In C. cinereus, high urease activity in mycelium and stipe tissue was demonstrated but no detectable activity in cap tissue was found, which correlated with the accumulation of urea in cap tissues (Ewaze et al. 1978). A causal relationship between urea accumulation and water influx into developing cap tissues was proposed, identical to the situation in A. bisporus. The up-regulation of ammonium-scavenging enzymes, NADP-linked GDH (NADP–GDH) and glutamine synthetase in cap tissue was linked with the start of karyogamy (Moore et al. 1987a). It was suggested that the role of the glutamine synthetase and NADP–GDH ammonium scavenging is to maintain an ammonium-free environment in a cell during sporulation, since such processes are inhibited by the presence of ammonium (Moore et al. 1987b; Pinon 1977). An expression study of gdhA, gdhB and glnA and activity measurements of the corresponding enzymes during sporophore formation and post-harvest development will unravel the scavenging role of the primary ammonia-assimilating enzymes in A. bisporus. A preliminary Northern analysis (Fig. 4b) provides evidence that expression of these genes is correlated with urease expression in this fungus.

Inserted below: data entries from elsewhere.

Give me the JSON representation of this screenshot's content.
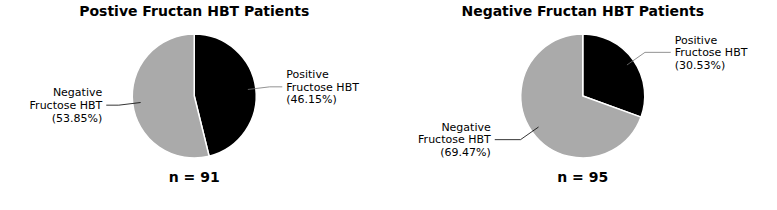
{
  "chart_data": [
    {
      "type": "pie",
      "title": "Postive Fructan HBT Patients",
      "values": [
        46.15,
        53.85
      ],
      "colors": [
        "#000000",
        "#aaaaaa"
      ],
      "data_labels": true,
      "value_labels": [
        "Positive\nFructose HBT\n(46.15%)",
        "Negative\nFructose HBT\n(53.85%)"
      ],
      "annotations": [
        "n = 91"
      ]
    },
    {
      "type": "pie",
      "title": "Negative Fructan HBT Patients",
      "values": [
        30.53,
        69.47
      ],
      "colors": [
        "#000000",
        "#aaaaaa"
      ],
      "data_labels": true,
      "value_labels": [
        "Positive\nFructose HBT\n(30.53%)",
        "Negative\nFructose HBT\n(69.47%)"
      ],
      "annotations": [
        "n = 95"
      ]
    }
  ]
}
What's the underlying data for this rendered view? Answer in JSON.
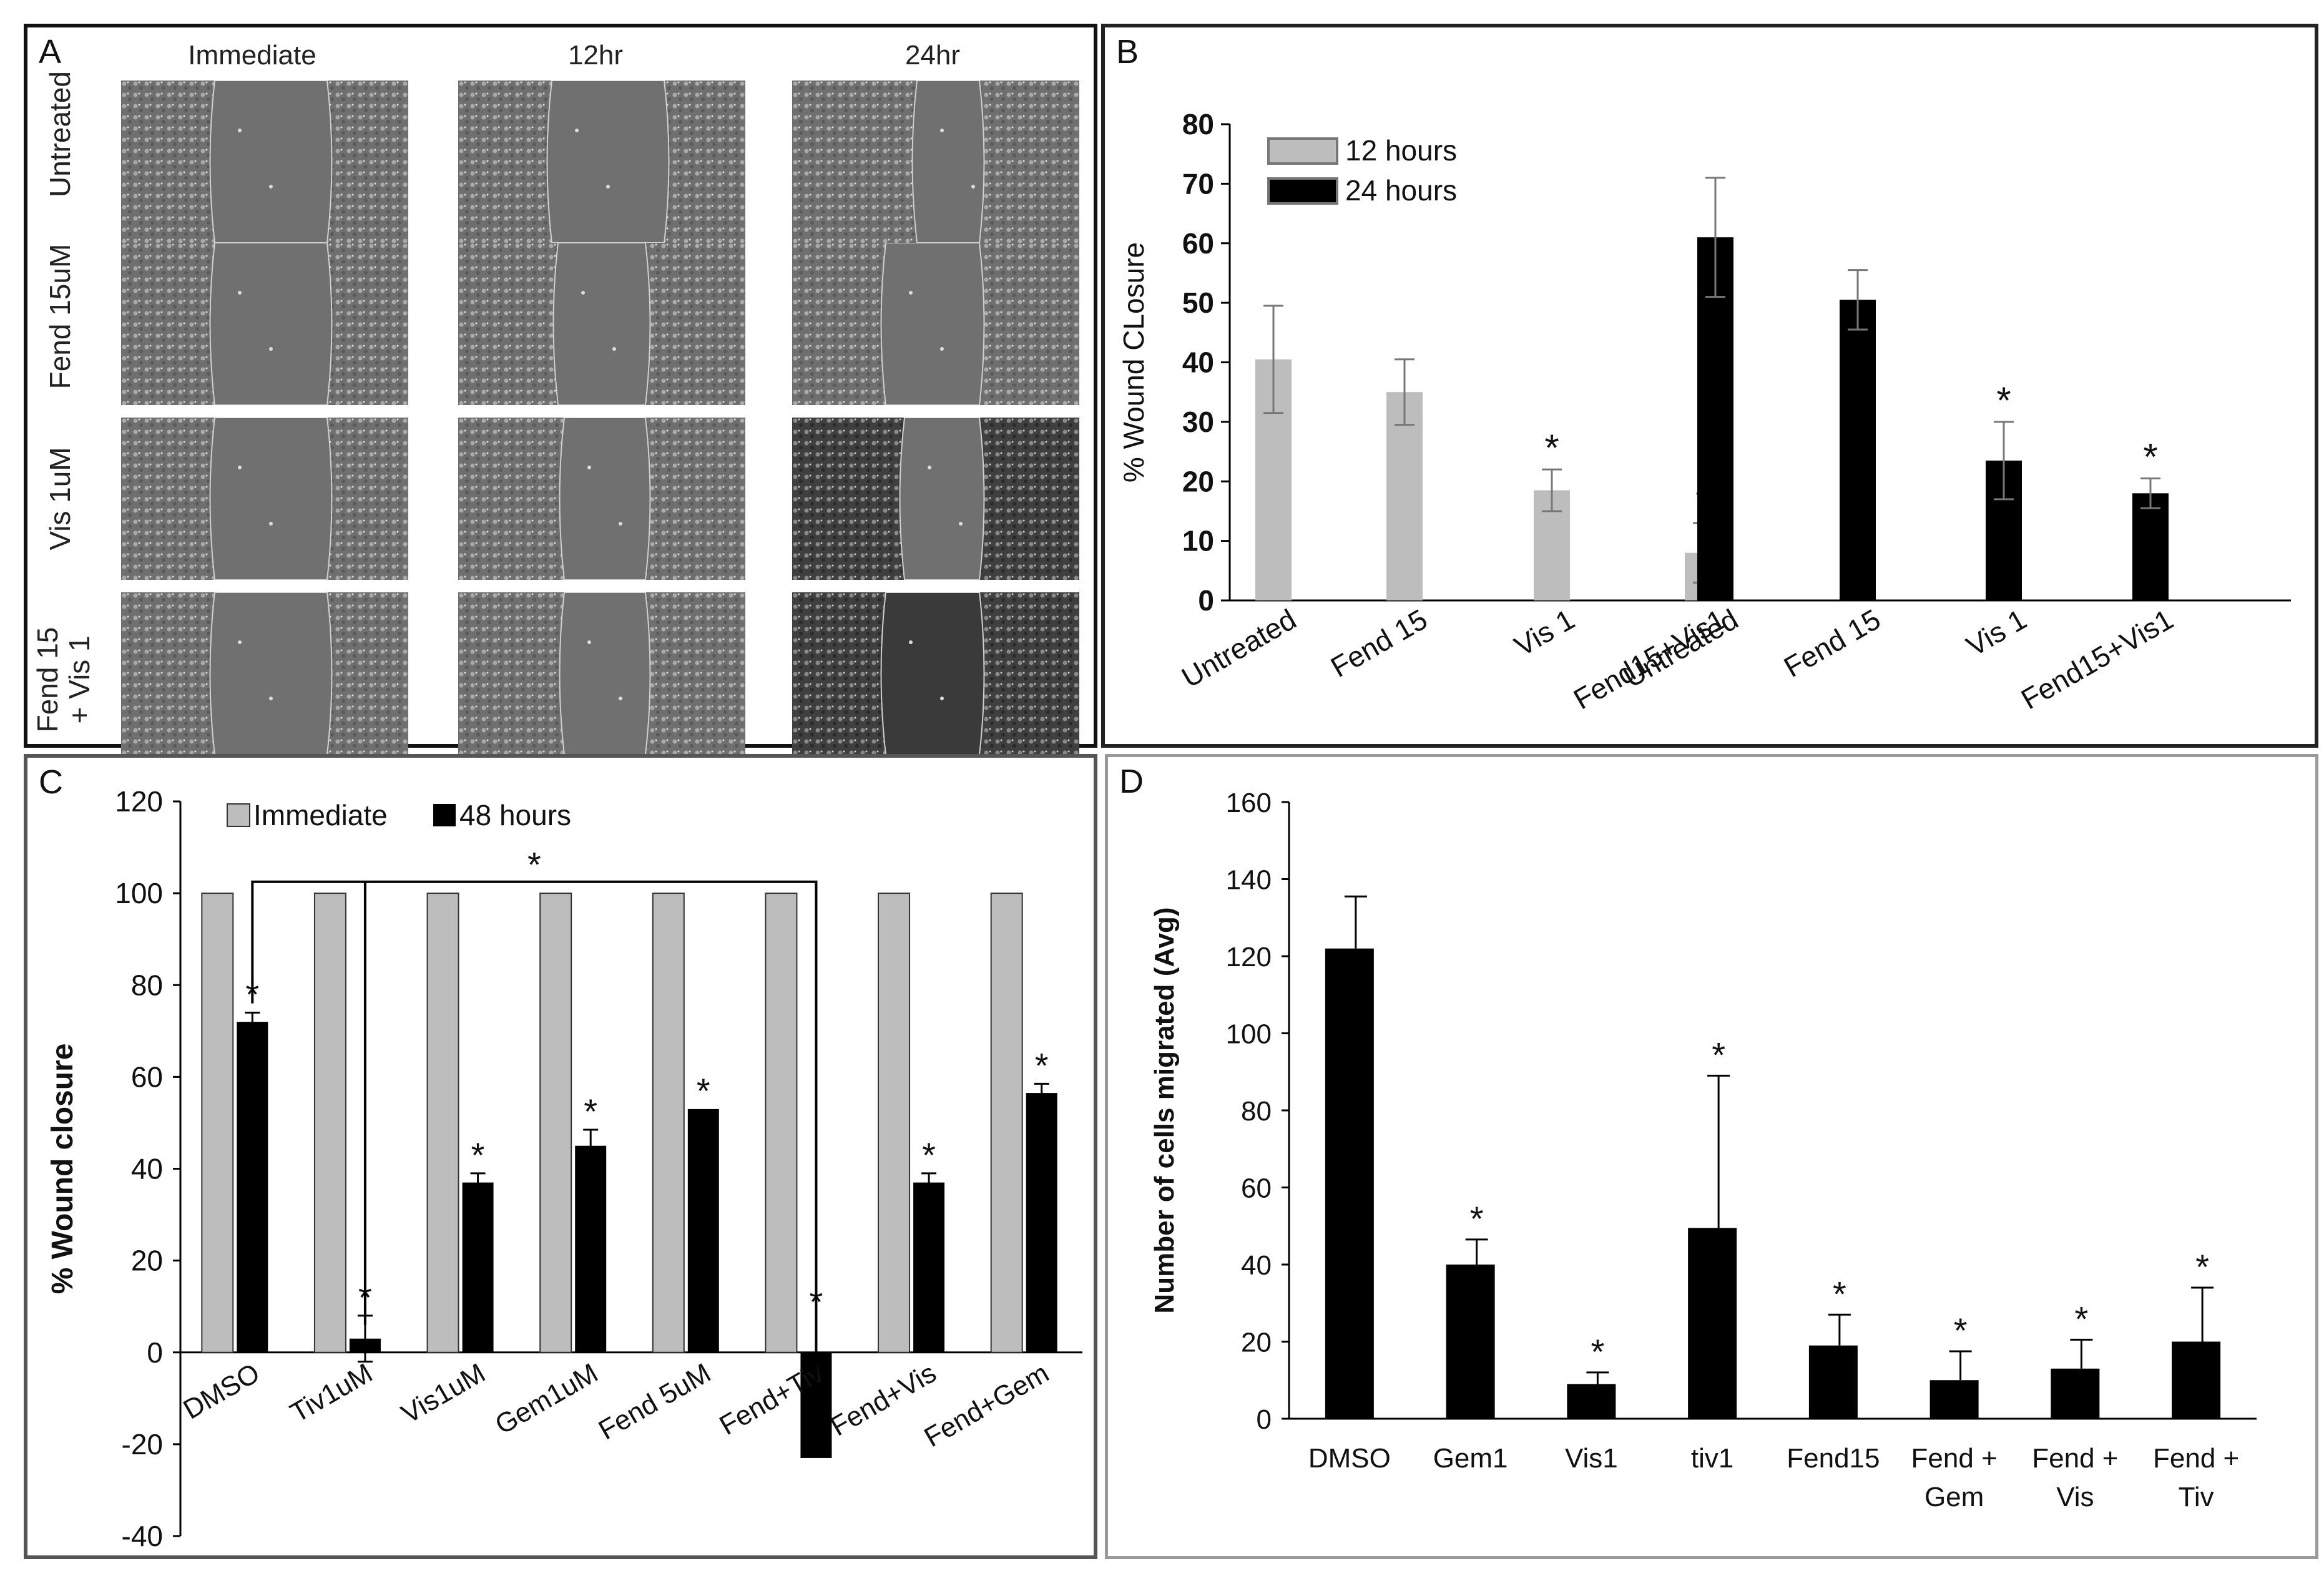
{
  "panel_a": {
    "label": "A",
    "columns": [
      "Immediate",
      "12hr",
      "24hr"
    ],
    "rows": [
      {
        "lines": [
          "Untreated"
        ]
      },
      {
        "lines": [
          "Fend 15uM"
        ]
      },
      {
        "lines": [
          "Vis 1uM"
        ]
      },
      {
        "lines": [
          "Fend  15",
          "+ Vis 1"
        ]
      }
    ]
  },
  "chart_data": [
    {
      "panel": "B",
      "type": "bar",
      "ylabel": "% Wound CLosure",
      "ylim": [
        0,
        80
      ],
      "yticks": [
        0,
        10,
        20,
        30,
        40,
        50,
        60,
        70,
        80
      ],
      "legend": "top-left",
      "groups": [
        {
          "name": "12 hours",
          "color": "#bdbdbd",
          "categories": [
            "Untreated",
            "Fend 15",
            "Vis 1",
            "Fend15+Vis1"
          ],
          "values": [
            40.5,
            35,
            18.5,
            8
          ],
          "errors": [
            9,
            5.5,
            3.5,
            5
          ],
          "significant": [
            false,
            false,
            true,
            true
          ]
        },
        {
          "name": "24 hours",
          "color": "#000000",
          "categories": [
            "Untreated",
            "Fend 15",
            "Vis 1",
            "Fend15+Vis1"
          ],
          "values": [
            61,
            50.5,
            23.5,
            18
          ],
          "errors": [
            10,
            5,
            6.5,
            2.5
          ],
          "significant": [
            false,
            false,
            true,
            true
          ]
        }
      ]
    },
    {
      "panel": "C",
      "type": "bar",
      "ylabel": "% Wound closure",
      "ylim": [
        -40,
        120
      ],
      "yticks": [
        -40,
        -20,
        0,
        20,
        40,
        60,
        80,
        100,
        120
      ],
      "legend": "top-left",
      "categories": [
        "DMSO",
        "Tiv1uM",
        "Vis1uM",
        "Gem1uM",
        "Fend 5uM",
        "Fend+Tiv",
        "Fend+Vis",
        "Fend+Gem"
      ],
      "series": [
        {
          "name": "Immediate",
          "color": "#bdbdbd",
          "values": [
            100,
            100,
            100,
            100,
            100,
            100,
            100,
            100
          ]
        },
        {
          "name": "48 hours",
          "color": "#000000",
          "values": [
            72,
            3,
            37,
            45,
            53,
            -23,
            37,
            56.5
          ],
          "errors": [
            2,
            5,
            2,
            3.5,
            0,
            0,
            2,
            2
          ],
          "significant": [
            true,
            true,
            true,
            true,
            true,
            true,
            true,
            true
          ]
        }
      ],
      "bracket_star": "*"
    },
    {
      "panel": "D",
      "type": "bar",
      "ylabel": "Number of cells migrated (Avg)",
      "ylim": [
        0,
        160
      ],
      "yticks": [
        0,
        20,
        40,
        60,
        80,
        100,
        120,
        140,
        160
      ],
      "categories": [
        [
          "DMSO"
        ],
        [
          "Gem1"
        ],
        [
          "Vis1"
        ],
        [
          "tiv1"
        ],
        [
          "Fend15"
        ],
        [
          "Fend +",
          "Gem"
        ],
        [
          "Fend +",
          "Vis"
        ],
        [
          "Fend +",
          "Tiv"
        ]
      ],
      "values": [
        122,
        40,
        9,
        49.5,
        19,
        10,
        13,
        20
      ],
      "errors": [
        13.5,
        6.5,
        3,
        39.5,
        8,
        7.5,
        7.5,
        14
      ],
      "significant": [
        false,
        true,
        true,
        true,
        true,
        true,
        true,
        true
      ],
      "color": "#000000"
    }
  ]
}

The urea decrease in the premature stages of sporophore formation indicates that urea might serve as a nitrogen reserve used for synthesis of protein, cell wall and other nitrogenous compounds needed in the development of the fruit body. The expression of the urease gene presented in this paper is in line with the observed urea levels (Wagemaker et al. 2005) and activities measured (Reinbothe et al. 1967). The decrease in urea content of the growing sporophore was thus not only the result of the dilution effect as the fruit body develops and grows to a larger volume. The urease activity demonstrated indicates that ammonium is produced and can be reassimilated by the primary ammonium assimilation pathways addressed by Baars et al. (1996) and Kersten et al. (1997, 1998, 1999). For mature fruit bodies of A. bisporus, however, no reassimilation of urea–ammonia was determined as was shown for puffballs of Lycoperdon pyriforme (Reinbothe et al. 1967). An increase in alanine and proline concentration after urea administration suggested assimilation of the urea nitrogen. Because urease activity is evident and high levels of urea are present, a different cell localization of the urease enzyme and the high level of urea might be speculated. Sequence data on the arginase (Wagemaker et al. 2005) and urease genes indicate that production of urea as well as the degradation are cytosolic activities, since the encoded protein sequences do not show translocation signals. Identification and localization of the previously reported inhibitor (Reinbothe et al. 1967; de Windt et al. 2002) and its role in controlling the urease enzyme activity will give a better understanding of the various functions that urea accumulation fulfils in A. bisporus fruit body formation. The expression of the urease enzyme as a reporter-fusion protein would enable one to study the enzyme and its localization in more detail.